CHAPTER FOURTEEN

AVOIDING CONFUSION

QUESTION: Maharishi Mahesh Yogi, in his Science of Being and Art of Living, speaks of the Absolute and the relative as the two basic aspects of creation. He also refers to the Absolute as the unmanifest value of creation and the relative as the manifest value. He also suggests that through Transcendental Meditation ™ we can realize our Identity with the Absolute. Is this a good summary of the higher teaching?

APHORISM #1: It is better to distinguish the Absolute from the unmanifest value of creation, which is Maya.

COMMENTARY: In his commentary on the Mundaka Upanishad, Shankara suggests that when the text speaks of two higher immutables, of which the Self (Absolute) is the higher, the lower of these two is the unmanifested or Maya. Shankara states that Maya is the adjunct of Brahman appearing as name and form which is itself higher than the evolved world of modification. In the next verse (second mundaka, first part, #3) it is further suggested that the highest immutable permeates the other one, which is also called akasha, and becomes empirical experience.

Franklin Merrell-Wolff, in his Experience and Philosophy, suggests a similar idea in his later aphorisms on consciousness without an object where he describes consciousness without an object as neither Restriction nor Freedom.

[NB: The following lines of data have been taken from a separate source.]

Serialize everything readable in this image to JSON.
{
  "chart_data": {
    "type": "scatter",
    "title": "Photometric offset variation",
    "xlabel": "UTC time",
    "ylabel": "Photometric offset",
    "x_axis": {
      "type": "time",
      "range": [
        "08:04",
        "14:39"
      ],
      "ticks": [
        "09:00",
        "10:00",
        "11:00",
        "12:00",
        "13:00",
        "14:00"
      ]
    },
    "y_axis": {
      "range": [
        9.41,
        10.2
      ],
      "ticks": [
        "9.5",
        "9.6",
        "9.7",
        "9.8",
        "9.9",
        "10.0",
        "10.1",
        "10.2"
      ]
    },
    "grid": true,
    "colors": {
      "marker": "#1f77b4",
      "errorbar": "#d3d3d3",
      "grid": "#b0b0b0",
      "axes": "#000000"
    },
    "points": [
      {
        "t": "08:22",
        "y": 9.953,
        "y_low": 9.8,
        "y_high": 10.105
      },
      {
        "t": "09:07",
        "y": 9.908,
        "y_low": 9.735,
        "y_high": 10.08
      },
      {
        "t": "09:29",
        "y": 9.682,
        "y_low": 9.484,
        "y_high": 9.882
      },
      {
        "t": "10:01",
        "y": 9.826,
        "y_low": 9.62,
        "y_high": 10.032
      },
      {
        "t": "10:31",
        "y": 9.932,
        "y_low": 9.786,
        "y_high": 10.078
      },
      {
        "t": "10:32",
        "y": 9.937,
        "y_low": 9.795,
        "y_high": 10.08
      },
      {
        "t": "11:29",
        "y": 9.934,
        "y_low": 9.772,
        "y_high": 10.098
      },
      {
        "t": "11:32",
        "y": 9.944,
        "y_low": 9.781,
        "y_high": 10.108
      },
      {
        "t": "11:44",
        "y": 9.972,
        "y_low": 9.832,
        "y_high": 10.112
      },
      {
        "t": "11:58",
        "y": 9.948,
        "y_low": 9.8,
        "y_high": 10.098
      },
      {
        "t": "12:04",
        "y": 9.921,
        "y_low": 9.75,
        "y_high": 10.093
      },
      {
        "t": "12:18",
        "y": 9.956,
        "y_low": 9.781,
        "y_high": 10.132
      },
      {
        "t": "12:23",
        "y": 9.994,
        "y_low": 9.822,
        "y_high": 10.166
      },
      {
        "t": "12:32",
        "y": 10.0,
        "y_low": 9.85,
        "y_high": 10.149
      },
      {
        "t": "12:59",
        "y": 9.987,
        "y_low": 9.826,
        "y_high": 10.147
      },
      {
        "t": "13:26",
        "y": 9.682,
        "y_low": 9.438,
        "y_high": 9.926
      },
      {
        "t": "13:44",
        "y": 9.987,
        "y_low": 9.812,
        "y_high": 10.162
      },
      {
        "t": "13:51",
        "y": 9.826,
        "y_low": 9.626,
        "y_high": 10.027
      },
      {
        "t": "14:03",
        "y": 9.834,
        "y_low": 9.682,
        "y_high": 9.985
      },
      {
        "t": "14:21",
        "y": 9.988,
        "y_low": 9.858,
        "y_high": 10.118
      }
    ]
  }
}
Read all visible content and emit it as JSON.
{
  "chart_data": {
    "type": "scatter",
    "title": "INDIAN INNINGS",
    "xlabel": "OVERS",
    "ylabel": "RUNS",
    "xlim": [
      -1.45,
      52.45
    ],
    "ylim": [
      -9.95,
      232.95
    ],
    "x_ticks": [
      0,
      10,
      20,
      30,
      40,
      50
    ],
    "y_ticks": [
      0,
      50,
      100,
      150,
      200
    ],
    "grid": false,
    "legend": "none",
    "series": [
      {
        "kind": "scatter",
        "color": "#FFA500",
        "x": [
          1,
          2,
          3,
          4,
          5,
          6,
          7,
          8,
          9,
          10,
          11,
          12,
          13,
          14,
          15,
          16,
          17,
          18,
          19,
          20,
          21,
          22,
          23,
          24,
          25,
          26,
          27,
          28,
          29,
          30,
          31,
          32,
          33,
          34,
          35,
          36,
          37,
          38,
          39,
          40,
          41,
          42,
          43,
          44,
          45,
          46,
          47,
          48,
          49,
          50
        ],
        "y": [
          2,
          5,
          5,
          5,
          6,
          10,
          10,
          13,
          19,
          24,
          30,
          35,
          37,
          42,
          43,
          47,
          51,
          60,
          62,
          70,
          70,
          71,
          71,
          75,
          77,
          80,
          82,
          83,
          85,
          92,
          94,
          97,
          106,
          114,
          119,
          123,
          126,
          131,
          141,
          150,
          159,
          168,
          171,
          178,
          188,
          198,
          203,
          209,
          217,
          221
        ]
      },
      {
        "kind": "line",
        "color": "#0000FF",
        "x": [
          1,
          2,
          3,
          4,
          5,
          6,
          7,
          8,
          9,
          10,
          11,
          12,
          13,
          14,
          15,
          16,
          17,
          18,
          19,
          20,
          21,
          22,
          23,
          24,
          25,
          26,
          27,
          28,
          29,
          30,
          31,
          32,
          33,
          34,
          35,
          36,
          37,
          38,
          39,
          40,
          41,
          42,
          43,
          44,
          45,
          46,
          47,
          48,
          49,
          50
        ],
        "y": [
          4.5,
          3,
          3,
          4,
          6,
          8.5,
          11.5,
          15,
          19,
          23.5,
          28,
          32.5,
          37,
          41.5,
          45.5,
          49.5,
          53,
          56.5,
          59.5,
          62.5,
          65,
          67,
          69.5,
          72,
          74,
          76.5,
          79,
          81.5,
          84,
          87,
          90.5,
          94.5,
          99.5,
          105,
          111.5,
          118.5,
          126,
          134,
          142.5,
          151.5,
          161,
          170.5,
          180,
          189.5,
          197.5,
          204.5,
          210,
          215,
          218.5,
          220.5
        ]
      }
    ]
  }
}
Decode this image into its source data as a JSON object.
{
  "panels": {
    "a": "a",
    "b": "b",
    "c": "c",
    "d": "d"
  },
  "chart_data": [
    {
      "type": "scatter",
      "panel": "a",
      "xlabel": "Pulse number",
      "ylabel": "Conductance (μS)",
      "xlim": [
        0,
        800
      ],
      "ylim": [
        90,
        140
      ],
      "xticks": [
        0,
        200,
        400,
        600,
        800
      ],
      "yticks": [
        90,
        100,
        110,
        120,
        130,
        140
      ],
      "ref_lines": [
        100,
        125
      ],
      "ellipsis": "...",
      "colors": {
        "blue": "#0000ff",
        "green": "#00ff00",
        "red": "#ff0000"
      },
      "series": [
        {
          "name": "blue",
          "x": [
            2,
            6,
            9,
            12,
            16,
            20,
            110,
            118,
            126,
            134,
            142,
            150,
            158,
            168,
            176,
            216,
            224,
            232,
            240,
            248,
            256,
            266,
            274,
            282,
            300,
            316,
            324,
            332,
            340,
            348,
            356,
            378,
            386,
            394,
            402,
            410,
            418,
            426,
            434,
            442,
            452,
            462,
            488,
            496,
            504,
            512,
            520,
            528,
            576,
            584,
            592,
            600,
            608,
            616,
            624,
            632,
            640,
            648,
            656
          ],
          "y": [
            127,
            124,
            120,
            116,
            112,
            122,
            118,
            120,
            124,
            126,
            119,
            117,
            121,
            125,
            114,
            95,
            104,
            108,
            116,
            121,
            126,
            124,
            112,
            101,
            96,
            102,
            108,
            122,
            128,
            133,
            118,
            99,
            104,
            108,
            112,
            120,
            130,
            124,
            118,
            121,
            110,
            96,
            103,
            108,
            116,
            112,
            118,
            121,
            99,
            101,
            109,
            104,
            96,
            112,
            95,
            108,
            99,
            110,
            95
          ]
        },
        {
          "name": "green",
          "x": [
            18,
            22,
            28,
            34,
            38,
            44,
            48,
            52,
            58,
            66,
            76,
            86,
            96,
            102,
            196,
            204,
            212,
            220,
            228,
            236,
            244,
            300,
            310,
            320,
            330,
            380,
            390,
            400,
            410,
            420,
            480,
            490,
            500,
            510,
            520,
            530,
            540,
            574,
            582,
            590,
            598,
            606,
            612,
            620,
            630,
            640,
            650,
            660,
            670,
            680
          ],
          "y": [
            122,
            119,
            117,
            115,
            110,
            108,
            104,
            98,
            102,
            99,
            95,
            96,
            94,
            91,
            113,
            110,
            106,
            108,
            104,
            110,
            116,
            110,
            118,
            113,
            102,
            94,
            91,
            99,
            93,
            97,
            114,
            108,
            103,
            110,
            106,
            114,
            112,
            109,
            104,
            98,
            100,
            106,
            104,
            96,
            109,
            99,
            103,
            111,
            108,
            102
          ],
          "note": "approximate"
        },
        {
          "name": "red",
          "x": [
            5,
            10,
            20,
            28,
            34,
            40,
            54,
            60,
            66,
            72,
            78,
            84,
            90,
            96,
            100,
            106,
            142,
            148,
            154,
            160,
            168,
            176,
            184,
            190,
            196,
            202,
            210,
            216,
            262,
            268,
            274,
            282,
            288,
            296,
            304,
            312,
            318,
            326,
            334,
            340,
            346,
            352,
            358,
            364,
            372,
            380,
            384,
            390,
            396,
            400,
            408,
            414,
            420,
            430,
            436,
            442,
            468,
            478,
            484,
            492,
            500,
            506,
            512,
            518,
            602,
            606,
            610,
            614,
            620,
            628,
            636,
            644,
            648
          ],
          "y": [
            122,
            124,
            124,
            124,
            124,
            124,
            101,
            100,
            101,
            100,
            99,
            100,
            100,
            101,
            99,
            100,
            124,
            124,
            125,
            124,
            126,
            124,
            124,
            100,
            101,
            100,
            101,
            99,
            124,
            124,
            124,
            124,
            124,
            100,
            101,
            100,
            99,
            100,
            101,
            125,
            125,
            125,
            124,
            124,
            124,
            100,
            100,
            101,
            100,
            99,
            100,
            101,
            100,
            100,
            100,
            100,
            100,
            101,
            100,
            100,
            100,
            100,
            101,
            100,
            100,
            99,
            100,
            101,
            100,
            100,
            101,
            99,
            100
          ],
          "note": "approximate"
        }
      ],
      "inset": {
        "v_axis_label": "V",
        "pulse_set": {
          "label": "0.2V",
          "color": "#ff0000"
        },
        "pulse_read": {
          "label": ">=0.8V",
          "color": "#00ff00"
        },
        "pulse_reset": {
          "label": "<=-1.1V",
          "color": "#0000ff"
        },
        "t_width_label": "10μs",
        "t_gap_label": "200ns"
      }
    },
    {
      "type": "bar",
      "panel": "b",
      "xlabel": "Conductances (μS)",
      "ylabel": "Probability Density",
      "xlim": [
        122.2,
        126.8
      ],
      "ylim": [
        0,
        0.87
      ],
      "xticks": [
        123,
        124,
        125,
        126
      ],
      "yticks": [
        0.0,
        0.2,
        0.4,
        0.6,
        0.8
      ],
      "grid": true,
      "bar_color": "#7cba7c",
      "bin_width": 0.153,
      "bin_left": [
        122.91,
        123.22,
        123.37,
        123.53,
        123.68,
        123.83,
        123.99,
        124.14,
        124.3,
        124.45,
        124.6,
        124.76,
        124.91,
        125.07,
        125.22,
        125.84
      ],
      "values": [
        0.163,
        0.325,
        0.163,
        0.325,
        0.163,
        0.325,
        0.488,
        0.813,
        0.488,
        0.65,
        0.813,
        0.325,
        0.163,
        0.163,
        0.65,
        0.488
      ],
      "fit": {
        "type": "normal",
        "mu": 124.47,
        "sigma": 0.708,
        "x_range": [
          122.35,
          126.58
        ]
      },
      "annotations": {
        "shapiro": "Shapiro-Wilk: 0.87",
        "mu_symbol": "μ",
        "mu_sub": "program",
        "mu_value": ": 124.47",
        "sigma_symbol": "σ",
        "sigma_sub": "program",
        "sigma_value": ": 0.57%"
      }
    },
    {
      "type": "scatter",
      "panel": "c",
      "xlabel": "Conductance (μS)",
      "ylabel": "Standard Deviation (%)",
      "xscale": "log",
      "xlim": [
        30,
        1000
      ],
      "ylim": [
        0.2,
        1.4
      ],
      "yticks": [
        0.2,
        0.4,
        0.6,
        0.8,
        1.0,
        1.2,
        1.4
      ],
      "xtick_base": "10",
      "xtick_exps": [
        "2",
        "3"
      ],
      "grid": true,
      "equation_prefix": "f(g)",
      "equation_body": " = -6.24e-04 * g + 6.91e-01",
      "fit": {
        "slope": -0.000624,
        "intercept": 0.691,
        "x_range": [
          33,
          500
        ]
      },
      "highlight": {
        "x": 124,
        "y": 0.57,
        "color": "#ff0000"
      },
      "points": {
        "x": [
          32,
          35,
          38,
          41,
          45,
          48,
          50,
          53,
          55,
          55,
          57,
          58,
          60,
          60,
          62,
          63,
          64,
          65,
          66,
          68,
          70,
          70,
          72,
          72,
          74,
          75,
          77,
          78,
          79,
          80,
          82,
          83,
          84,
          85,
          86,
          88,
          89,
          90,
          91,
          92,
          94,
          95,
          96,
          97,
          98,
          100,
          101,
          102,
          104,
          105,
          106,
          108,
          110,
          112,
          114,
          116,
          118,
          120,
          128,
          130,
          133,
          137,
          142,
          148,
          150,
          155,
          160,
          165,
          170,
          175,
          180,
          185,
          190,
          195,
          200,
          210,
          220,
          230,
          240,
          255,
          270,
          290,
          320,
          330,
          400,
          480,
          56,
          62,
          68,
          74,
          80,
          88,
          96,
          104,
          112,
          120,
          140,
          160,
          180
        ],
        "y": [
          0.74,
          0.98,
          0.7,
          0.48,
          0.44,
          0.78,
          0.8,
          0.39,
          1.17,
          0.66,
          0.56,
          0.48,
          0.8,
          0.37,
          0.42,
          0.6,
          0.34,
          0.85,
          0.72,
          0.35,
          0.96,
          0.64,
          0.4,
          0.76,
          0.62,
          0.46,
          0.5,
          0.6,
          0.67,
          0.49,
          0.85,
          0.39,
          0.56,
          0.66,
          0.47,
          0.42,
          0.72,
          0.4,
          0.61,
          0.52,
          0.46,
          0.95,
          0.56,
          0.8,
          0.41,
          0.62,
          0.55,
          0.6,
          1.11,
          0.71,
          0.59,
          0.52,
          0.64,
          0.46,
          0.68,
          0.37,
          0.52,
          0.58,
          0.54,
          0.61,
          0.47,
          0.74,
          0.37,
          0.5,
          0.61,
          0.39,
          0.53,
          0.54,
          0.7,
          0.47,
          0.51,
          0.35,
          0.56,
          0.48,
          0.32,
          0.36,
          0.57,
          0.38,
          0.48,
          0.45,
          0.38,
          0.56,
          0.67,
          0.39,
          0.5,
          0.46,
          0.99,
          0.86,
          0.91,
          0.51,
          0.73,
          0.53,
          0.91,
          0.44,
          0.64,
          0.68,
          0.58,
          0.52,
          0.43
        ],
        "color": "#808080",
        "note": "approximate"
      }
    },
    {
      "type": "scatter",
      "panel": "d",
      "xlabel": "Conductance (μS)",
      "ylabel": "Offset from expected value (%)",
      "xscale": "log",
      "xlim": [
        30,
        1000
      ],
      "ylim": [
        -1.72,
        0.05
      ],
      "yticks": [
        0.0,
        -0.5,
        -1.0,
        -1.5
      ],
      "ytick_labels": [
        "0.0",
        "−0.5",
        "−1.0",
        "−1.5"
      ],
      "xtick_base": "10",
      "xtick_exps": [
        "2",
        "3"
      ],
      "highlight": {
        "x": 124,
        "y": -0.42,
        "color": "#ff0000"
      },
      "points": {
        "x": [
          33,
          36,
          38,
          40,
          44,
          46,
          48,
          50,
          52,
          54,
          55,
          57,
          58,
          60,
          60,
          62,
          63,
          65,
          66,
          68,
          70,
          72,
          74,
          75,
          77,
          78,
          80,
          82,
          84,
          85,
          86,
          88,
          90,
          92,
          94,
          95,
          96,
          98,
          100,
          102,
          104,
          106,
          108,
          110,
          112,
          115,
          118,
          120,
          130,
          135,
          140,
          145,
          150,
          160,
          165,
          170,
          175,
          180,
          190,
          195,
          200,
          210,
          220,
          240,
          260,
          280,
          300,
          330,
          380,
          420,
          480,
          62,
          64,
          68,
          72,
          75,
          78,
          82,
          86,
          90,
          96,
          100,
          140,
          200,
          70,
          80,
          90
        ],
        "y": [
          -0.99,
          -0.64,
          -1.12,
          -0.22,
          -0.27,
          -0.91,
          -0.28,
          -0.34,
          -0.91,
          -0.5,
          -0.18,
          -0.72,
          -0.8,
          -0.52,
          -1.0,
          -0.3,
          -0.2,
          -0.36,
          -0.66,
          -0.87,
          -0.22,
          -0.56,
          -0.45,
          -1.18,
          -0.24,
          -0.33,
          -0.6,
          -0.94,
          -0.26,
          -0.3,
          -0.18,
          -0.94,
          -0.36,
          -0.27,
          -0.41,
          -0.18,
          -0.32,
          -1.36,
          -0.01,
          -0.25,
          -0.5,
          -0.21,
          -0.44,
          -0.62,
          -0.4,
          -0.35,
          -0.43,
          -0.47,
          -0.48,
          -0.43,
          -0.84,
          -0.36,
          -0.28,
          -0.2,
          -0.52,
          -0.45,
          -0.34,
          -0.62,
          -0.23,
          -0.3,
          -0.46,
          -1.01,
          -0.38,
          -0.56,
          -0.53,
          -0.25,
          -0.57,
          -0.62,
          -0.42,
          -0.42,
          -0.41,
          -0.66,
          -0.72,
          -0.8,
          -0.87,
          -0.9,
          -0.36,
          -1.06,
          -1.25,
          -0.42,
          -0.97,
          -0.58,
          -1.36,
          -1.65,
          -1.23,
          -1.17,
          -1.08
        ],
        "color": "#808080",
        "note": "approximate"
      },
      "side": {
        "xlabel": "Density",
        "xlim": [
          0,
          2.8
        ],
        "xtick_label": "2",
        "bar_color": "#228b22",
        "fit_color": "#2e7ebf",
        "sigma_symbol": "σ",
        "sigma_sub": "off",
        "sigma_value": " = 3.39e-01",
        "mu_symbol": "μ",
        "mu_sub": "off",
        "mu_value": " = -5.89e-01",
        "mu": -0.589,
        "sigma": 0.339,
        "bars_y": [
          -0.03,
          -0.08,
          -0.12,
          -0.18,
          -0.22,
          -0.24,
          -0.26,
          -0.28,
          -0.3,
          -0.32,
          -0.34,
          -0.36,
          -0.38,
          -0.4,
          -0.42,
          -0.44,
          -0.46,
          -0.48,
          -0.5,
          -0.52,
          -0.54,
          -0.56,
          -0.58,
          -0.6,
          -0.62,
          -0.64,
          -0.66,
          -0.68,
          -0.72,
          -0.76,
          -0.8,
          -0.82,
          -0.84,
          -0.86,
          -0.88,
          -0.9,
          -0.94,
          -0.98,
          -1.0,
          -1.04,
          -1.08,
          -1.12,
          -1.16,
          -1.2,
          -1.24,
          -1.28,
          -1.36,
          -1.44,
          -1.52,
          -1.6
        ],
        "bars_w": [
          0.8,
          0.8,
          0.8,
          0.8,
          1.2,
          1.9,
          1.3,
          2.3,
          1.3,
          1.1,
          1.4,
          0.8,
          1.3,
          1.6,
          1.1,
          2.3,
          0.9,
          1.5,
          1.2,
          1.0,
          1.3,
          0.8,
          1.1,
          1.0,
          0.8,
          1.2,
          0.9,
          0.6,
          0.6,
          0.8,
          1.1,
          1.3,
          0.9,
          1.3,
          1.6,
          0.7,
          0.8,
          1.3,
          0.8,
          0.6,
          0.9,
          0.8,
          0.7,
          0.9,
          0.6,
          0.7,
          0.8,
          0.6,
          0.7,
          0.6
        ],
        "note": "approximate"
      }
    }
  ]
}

The Art of Multi-Dimensional Living ® suggests that a certain ordering of the planets: Sun, Moon, Mars, Mercury, Jupiter, Venus and Saturn, reflects these same principles. Saturn represents the limiting adjunct (upadhi) of the body, Venus, the senses, Jupiter, the mind and conscious feeling, Mercury, the intellect, Mars, the will (ahamkara), the Moon, Maya or the unmanifest value of creation and the Sun, the Absolute.